What happens to the peak of the black body curve and the power output of a black body as the temperature of the black body increases?
- The peak of the graph moves towards the shorter wavelengths as temperature increases.
- The height of the peak (as well as the rest of the graph line) also increases i.e. the power output of the black body increases.
- This means a lot more radiation is released, especially the wavelengths at and near the peak wavelength.
What is Wein’s displacement law?
*This equation is used for black bodies and objects, like stars that behave as black bodies.

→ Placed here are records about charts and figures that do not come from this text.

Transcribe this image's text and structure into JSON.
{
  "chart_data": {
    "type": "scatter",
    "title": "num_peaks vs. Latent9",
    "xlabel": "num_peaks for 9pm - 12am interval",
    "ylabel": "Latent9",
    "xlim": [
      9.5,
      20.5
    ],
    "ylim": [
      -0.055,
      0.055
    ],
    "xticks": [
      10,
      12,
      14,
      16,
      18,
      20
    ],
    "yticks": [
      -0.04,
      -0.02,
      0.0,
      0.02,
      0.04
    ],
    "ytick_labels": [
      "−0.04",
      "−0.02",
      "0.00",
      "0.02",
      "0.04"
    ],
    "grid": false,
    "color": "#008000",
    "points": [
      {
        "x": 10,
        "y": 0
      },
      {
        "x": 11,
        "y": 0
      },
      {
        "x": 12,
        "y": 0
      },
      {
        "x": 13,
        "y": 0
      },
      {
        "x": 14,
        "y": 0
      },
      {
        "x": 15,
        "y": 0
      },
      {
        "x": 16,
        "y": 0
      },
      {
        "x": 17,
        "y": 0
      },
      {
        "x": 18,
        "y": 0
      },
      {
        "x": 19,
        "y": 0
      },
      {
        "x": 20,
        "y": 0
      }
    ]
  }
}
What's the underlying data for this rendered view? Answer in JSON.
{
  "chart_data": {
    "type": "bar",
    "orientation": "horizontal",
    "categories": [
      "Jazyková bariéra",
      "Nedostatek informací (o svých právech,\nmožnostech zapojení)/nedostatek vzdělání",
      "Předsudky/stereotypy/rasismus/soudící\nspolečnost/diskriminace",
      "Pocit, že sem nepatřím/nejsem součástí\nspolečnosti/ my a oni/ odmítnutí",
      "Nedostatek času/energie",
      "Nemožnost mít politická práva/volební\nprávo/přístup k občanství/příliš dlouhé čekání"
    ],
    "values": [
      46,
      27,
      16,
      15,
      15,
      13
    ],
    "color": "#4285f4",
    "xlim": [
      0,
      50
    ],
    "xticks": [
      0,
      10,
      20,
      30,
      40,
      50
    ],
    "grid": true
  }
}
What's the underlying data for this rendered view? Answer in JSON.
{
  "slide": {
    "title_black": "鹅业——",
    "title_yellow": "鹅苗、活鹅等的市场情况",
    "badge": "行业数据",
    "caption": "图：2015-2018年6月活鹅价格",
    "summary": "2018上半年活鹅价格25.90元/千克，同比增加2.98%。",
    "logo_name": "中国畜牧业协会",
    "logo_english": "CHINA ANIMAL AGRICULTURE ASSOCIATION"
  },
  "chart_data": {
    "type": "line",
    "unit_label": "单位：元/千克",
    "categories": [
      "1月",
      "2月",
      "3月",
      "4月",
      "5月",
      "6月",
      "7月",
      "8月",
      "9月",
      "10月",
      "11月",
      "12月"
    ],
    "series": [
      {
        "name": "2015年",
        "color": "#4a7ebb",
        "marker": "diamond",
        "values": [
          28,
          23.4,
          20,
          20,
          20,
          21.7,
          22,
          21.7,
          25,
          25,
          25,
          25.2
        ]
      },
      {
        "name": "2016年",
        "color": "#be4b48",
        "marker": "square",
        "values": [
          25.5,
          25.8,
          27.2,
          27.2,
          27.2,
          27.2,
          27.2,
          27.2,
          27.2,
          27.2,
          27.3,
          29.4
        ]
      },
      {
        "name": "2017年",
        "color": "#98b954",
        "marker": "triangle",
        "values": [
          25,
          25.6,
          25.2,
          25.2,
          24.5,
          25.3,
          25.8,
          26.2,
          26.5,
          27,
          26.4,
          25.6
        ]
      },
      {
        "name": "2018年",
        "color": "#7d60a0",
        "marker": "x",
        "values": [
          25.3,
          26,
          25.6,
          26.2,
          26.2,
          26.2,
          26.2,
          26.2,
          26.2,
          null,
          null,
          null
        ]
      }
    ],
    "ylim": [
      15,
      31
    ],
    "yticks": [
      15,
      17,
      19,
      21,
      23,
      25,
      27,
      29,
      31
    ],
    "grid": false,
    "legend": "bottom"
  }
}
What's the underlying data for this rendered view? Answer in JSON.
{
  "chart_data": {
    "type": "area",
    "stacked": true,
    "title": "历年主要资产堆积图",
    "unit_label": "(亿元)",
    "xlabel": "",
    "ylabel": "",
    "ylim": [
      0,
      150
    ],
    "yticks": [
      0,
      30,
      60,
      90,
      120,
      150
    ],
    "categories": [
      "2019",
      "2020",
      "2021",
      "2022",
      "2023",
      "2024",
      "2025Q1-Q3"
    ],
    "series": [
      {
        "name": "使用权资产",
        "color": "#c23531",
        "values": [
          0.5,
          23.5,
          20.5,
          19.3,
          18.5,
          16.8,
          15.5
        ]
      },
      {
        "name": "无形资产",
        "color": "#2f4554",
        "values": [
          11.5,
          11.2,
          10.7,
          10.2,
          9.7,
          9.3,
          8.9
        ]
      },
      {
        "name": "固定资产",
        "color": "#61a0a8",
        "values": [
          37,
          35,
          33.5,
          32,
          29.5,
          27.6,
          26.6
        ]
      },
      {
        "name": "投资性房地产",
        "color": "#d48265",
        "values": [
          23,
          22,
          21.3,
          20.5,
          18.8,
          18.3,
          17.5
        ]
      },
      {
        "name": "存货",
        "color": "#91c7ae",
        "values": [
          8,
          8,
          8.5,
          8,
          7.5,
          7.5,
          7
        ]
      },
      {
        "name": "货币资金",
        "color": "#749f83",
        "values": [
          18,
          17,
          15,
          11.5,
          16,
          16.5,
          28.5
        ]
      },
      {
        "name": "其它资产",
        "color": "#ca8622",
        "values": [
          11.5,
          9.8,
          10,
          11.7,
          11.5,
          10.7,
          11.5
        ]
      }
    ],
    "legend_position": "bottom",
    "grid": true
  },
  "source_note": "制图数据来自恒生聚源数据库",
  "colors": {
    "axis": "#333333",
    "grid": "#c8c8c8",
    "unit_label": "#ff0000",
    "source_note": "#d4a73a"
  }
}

- All black body spectra have a peak intensity.
- The wavelength at which the peak occurs at is known as the peak wavelength, λₘₐₓ.
- The higher the surface temperature of the star, the short the peak wavelength, λₘₐₓ.
λₘₐₓ is related to the temperature by Wein’s displacement law:
λₘₐₓT = 2.9x10⁻³mK
T = Surface temperature (in Kelvin) 2.9x10⁻³ = Wein's constant (in metres Kelvin)
Why may a hotter star not appear as bright as a cooler one?
It may emit radiation that is mostly not part of the visible light spectrum, i.e. its peak wavelength may be located in the UV, X-ray or Gamma ray region whereas the cooler star may emit more radiation with wavelengths corresponding to visible light spectrum making it appear brighter.
LOOK AT PG224 ON CGP TO SEE THIS.
What is Stefan’s Law in words?
The power output of a star is directly proportional to its surface temperature to the power of 4 and the surface area of the star.